4.     Side by side, not face to face: I believe the most successful partnerships are ones where equally powerful beings stand shoulder to shoulder, working together, looking outward together. It’s not about being totally face to face, focused only on each other and expecting the other to devote themselves to you and fulfill your needs. It’s a matter of shared values, and perhaps shared projects. For many years, the shared projects will be raising your children. After that, if you have each done your inner work and partner work, you will have other shared projects. Hopefully you will not distract yourselves with materialistic indulgence, but rather with meaningful and purposeful activities that are healing and long-lasting, not only for yourselves, but for your people and communities.

5.     Call out, call in: Along with all the above practices, be willing to be called out, when your blind spots show up.

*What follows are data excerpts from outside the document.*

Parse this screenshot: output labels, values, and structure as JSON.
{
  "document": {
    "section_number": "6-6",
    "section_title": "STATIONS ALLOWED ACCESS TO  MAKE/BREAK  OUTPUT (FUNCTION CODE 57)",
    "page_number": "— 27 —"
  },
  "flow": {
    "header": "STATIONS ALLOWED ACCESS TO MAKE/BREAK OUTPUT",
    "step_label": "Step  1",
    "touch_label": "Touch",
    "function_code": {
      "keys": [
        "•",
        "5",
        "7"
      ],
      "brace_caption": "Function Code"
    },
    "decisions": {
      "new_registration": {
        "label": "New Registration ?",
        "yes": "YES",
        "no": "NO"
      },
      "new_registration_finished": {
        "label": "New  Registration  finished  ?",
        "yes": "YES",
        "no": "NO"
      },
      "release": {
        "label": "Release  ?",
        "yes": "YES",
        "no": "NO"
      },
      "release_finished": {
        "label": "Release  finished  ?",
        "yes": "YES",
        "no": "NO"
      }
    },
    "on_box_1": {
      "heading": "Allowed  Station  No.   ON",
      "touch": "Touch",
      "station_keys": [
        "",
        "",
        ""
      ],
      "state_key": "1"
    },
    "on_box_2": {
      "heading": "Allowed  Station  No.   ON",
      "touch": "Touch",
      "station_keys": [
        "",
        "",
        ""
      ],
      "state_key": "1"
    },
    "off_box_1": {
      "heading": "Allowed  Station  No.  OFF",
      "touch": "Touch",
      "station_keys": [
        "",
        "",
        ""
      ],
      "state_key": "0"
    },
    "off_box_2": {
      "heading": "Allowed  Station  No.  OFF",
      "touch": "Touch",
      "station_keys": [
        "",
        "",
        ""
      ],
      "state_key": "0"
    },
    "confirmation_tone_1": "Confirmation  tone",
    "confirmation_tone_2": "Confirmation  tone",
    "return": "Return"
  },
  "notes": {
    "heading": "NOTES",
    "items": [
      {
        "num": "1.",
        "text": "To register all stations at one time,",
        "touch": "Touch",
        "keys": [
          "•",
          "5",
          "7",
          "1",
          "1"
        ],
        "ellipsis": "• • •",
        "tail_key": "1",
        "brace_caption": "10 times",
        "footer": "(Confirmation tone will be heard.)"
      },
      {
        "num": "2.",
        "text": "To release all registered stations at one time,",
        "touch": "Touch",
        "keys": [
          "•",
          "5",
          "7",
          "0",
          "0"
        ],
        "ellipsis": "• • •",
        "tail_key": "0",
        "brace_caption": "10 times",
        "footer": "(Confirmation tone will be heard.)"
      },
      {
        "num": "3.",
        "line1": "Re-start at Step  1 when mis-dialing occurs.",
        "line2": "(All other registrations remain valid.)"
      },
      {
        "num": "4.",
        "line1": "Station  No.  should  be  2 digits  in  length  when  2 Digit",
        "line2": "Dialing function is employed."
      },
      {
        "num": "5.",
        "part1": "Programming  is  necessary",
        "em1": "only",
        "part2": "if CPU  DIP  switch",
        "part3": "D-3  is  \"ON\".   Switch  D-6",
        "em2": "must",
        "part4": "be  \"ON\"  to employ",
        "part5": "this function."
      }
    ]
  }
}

Do your best to respond with, “I hear you. Let me think about it,” instead of getting defensive. No need to hash it out right then and there. Take your time. At the same time, do not accept put-downs, name-calling, gaslighting, and other forms of abuse. Vow to not stoop to that level. When you feel yourself and the situation you are in escalating, step back, step out, or whatever you need to do to de-escalate.

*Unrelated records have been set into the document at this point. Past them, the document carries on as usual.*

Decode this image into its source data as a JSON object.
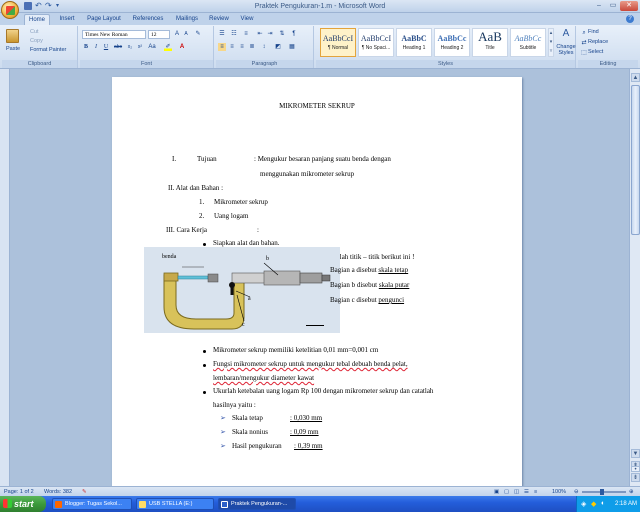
{
  "window": {
    "title": "Praktek Pengukuran-1.m  -  Microsoft Word",
    "min": "–",
    "max": "▭",
    "close": "✕"
  },
  "tabs": [
    "Home",
    "Insert",
    "Page Layout",
    "References",
    "Mailings",
    "Review",
    "View"
  ],
  "ribbon": {
    "clipboard": {
      "paste": "Paste",
      "cut": "Cut",
      "copy": "Copy",
      "format_painter": "Format Painter",
      "label": "Clipboard"
    },
    "font": {
      "name": "Times New Roman",
      "size": "12",
      "label": "Font",
      "bold": "B",
      "italic": "I",
      "underline": "U",
      "grow": "A",
      "shrink": "A"
    },
    "paragraph": {
      "label": "Paragraph"
    },
    "styles": {
      "label": "Styles",
      "items": [
        {
          "sample": "AaBbCcI",
          "name": "¶ Normal"
        },
        {
          "sample": "AaBbCcI",
          "name": "¶ No Spaci..."
        },
        {
          "sample": "AaBbC",
          "name": "Heading 1"
        },
        {
          "sample": "AaBbCc",
          "name": "Heading 2"
        },
        {
          "sample": "AaB",
          "name": "Title"
        },
        {
          "sample": "AaBbCc",
          "name": "Subtitle"
        }
      ],
      "change_styles": "Change Styles"
    },
    "editing": {
      "find": "Find",
      "replace": "Replace",
      "select": "Select",
      "label": "Editing"
    }
  },
  "document": {
    "title": "MIKROMETER SEKRUP",
    "section1_num": "I.",
    "section1_label": "Tujuan",
    "section1_text_a": ": Mengukur besaran panjang  suatu benda dengan",
    "section1_text_b": "menggunakan mikrometer sekrup",
    "section2": "II.  Alat dan Bahan   :",
    "items2": [
      "Mikrometer sekrup",
      "Uang logam"
    ],
    "items2_nums": [
      "1.",
      "2."
    ],
    "section3": "III.  Cara Kerja",
    "section3_colon": ":",
    "steps": [
      "Siapkan alat dan bahan.",
      "Perhatikan gambar berikut ini ! Kemudian isilah titik – titik berikut ini !"
    ],
    "figure": {
      "label_benda": "benda",
      "label_a": "a",
      "label_b": "b",
      "label_c": "c",
      "parts": [
        {
          "prefix": "Bagian a disebut",
          "value": "skala tetap"
        },
        {
          "prefix": "Bagian b disebut",
          "value": "skala putar"
        },
        {
          "prefix": "Bagian c disebut",
          "value": "pengunci"
        }
      ]
    },
    "bullets2": [
      "Mikrometer sekrup memiliki  ketelitian 0,01 mm=0,001 cm",
      "Fungsi mikrometer sekrup untuk mengukur tebal debuah benda pelat,",
      "lembaran/mengukur diameter kawat",
      "Ukurlah ketebalan uang logam Rp 100 dengan mikrometer sekrup dan catatlah",
      "hasilnya yaitu :"
    ],
    "results": [
      {
        "label": "Skala tetap",
        "value": ": 0,030 mm"
      },
      {
        "label": "Skala nonius",
        "value": ": 0,09 mm"
      },
      {
        "label": "Hasil pengukuran",
        "value": ": 0,39 mm"
      }
    ]
  },
  "status": {
    "page": "Page: 1 of 2",
    "words": "Words: 382",
    "zoom": "100%"
  },
  "taskbar": {
    "start": "start",
    "tasks": [
      "Blogger: Tugas Sekol...",
      "USB STELLA (E:)",
      "Praktek Pengukuran-..."
    ],
    "clock": "2:18 AM"
  },
  "colors": {
    "ribbon": "#cddcef",
    "taskbar": "#245edb",
    "start": "#3c9a3c",
    "spell_error": "#d23"
  }
}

6.     Equity, not equality: Recognize the power structures that permeate your marriage. It is not exempt from racism, colorism, sexism, misogyny, toxic masculinity, classism, colonization, etc. Learn to recognize these systemic oppressions. Women’s rights are not the same as men’s rights. Do not try to treat everyone the same. Not everyone has experienced the same traumas and abuses, whether individually or intergenerationally. Let the marriage be “liberated territory.” Create the world you want to live in through your marriage and family.

7.     Something larger than yourselves: At our most difficult moments, may we all remember that we are but specks in the universe, and “THIS TOO SHALL PASS.” Everything is impermanent except God. When our problems seem big, may we gently remind each other to step back and take the longer view. It helps to be connected to the larger community as well as to the natural world, and not limit ourselves to our immediate surroundings.

I’m sure I’ll think of other things later, and that y’all will have things to add as well.

I love you both unconditionally and support you both unconditionally. I am here for y’all and your family. I am so grateful for everything y’all have already taught me. I look forward to growing together over the years.